CVE-2024-13796 Overview
CVE-2024-13796 affects the Post Grid and Gutenberg Blocks – ComboBlocks plugin for WordPress in all versions up to and including 2.3.6. The vulnerability exists in the /wp-json/post-grid/v2/get_users REST API endpoint, which fails to enforce proper access controls. Unauthenticated attackers can query the endpoint to enumerate WordPress users and extract sensitive data such as email addresses and other account metadata. The flaw is categorized under CWE-200 (Exposure of Sensitive Information to an Unauthorized Actor).
Critical Impact
Unauthenticated remote attackers can extract WordPress user emails and account details from any site running the vulnerable plugin, enabling targeted phishing and credential-stuffing campaigns.
Affected Products
- Pickplugins Post Grid and Gutenberg Blocks – ComboBlocks plugin for WordPress
- All versions up to and including 2.3.6
- WordPress sites exposing the /wp-json/post-grid/v2/get_users REST route
Discovery Timeline
- 2025-02-28 - CVE-2024-13796 published to NVD
- 2025-03-06 - Last updated in NVD database
Technical Details for CVE-2024-13796
Vulnerability Analysis
The vulnerability resides in the plugin's REST API handler defined in includes/blocks/functions-rest.php. The get_users route is registered without an adequate permission_callback, allowing anonymous HTTP requests to invoke the handler. The handler returns user objects that include identifying fields such as email addresses, usernames, and display names.

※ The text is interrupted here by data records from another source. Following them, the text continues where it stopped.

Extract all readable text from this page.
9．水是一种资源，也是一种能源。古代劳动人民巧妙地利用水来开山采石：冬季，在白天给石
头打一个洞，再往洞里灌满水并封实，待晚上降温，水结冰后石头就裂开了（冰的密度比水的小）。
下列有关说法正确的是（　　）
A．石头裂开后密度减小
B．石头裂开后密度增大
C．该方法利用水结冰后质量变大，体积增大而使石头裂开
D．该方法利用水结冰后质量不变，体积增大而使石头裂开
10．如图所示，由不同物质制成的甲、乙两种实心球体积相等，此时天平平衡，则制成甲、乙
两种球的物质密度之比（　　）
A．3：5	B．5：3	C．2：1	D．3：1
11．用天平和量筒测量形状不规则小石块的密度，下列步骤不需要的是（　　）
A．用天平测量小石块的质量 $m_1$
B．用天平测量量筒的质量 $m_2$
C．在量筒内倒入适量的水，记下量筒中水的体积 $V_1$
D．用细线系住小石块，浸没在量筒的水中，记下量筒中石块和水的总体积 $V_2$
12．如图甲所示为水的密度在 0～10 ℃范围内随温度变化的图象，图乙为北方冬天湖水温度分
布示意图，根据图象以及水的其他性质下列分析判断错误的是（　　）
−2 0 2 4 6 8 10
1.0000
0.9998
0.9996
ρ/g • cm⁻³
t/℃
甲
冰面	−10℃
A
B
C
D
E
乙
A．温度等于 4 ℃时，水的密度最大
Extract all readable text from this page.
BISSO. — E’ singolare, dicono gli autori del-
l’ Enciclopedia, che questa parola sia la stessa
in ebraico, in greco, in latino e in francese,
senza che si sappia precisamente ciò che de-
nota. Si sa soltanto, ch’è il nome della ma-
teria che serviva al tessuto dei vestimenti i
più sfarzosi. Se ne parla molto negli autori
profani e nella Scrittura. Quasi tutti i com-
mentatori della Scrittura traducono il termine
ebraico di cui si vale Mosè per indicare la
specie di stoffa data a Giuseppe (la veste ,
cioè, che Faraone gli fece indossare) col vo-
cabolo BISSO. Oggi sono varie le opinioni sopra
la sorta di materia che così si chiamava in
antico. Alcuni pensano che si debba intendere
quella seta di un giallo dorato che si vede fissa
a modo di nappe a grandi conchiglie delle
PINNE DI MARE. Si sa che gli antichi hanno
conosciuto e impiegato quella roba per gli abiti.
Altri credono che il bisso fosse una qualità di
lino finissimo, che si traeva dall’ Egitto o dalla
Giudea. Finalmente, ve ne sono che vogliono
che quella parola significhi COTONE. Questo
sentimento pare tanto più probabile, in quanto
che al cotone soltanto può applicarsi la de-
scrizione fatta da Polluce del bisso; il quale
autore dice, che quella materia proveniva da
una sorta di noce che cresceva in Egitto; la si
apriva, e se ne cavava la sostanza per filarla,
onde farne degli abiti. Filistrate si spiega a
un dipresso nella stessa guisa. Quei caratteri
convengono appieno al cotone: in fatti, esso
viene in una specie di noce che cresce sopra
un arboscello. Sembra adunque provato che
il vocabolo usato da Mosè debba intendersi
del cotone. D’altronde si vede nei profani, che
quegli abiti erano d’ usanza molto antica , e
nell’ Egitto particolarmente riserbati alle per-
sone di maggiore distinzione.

WordPress treats REST endpoints as publicly reachable unless the developer explicitly restricts them. By exposing user data through a custom route, the plugin bypasses the access checks that WordPress core applies to /wp-json/wp/v2/users. An attacker can therefore enumerate the entire user base of a site without authentication.
The disclosure feeds downstream attacks. Harvested email addresses support phishing and business email compromise. Username enumeration enables credential-stuffing and password-spraying attempts against wp-login.php and XML-RPC.
Root Cause
The root cause is a missing authorization check on the REST route registration. The endpoint does not validate the caller's capability or restrict response fields to public data. This pattern aligns with CWE-200, where sensitive information is exposed to actors that should not have access.
Attack Vector
Exploitation requires only network access to the target site. An attacker issues an unauthenticated HTTP GET request to /wp-json/post-grid/v2/get_users and parses the JSON response. No user interaction, authentication, or privileged context is required. The vulnerability exposes confidentiality only; integrity and availability are not directly affected. For verification details, see the WordPress Plugin Code Review and the Wordfence Vulnerability Report.
Detection Methods for CVE-2024-13796
Indicators of Compromise
- Unauthenticated HTTP GET requests to /wp-json/post-grid/v2/get_users in web server access logs
- Sequential or scripted requests to the endpoint from a single IP or distributed source
- User-Agent strings associated with common HTTP libraries (python-requests, curl, Go-http-client) hitting the route
- Spikes in WordPress login failures or password-reset emails following enumeration activity
Detection Strategies
- Monitor web access logs and WAF telemetry for requests matching the path /wp-json/post-grid/v2/get_users
- Inventory installed WordPress plugins and flag any instance of ComboBlocks at version 2.3.6 or earlier
- Alert on REST API responses containing JSON arrays of user objects exceeding a configured size threshold
Monitoring Recommendations
- Forward WordPress and reverse-proxy access logs to a centralized SIEM for correlation
- Track outbound phishing campaigns referencing harvested user email addresses
- Review authentication logs for credential-stuffing patterns following any suspected enumeration event
How to Mitigate CVE-2024-13796
Immediate Actions Required
- Update the Post Grid and Gutenberg Blocks – ComboBlocks plugin to a version newer than 2.3.6 as published by Pickplugins
- Audit WordPress sites for active installations of the plugin and prioritize patching internet-exposed instances
- Rotate passwords and enforce multi-factor authentication for administrative accounts whose emails may have been exposed
Patch Information
The vendor addressed the issue in a plugin update tracked in the WordPress Plugin Changeset. The fix adds an authorization check to the get_users REST route. Site administrators should update through the WordPress Plugins dashboard or by replacing the plugin directory with the patched release.
Workarounds
- Block external access to /wp-json/post-grid/v2/get_users at the web application firewall or reverse proxy until the patch is applied
- Disable the ComboBlocks plugin on production sites where an immediate update is not feasible
- Restrict access to the WordPress REST API to authenticated users via a security plugin or custom rest_authentication_errors filter
# Example nginx rule to block the vulnerable endpoint until patched
location ~* ^/wp-json/post-grid/v2/get_users {
deny all;
return 403;
}
Disclaimer: This content was generated using AI. While we strive for accuracy, please verify critical information with official sources.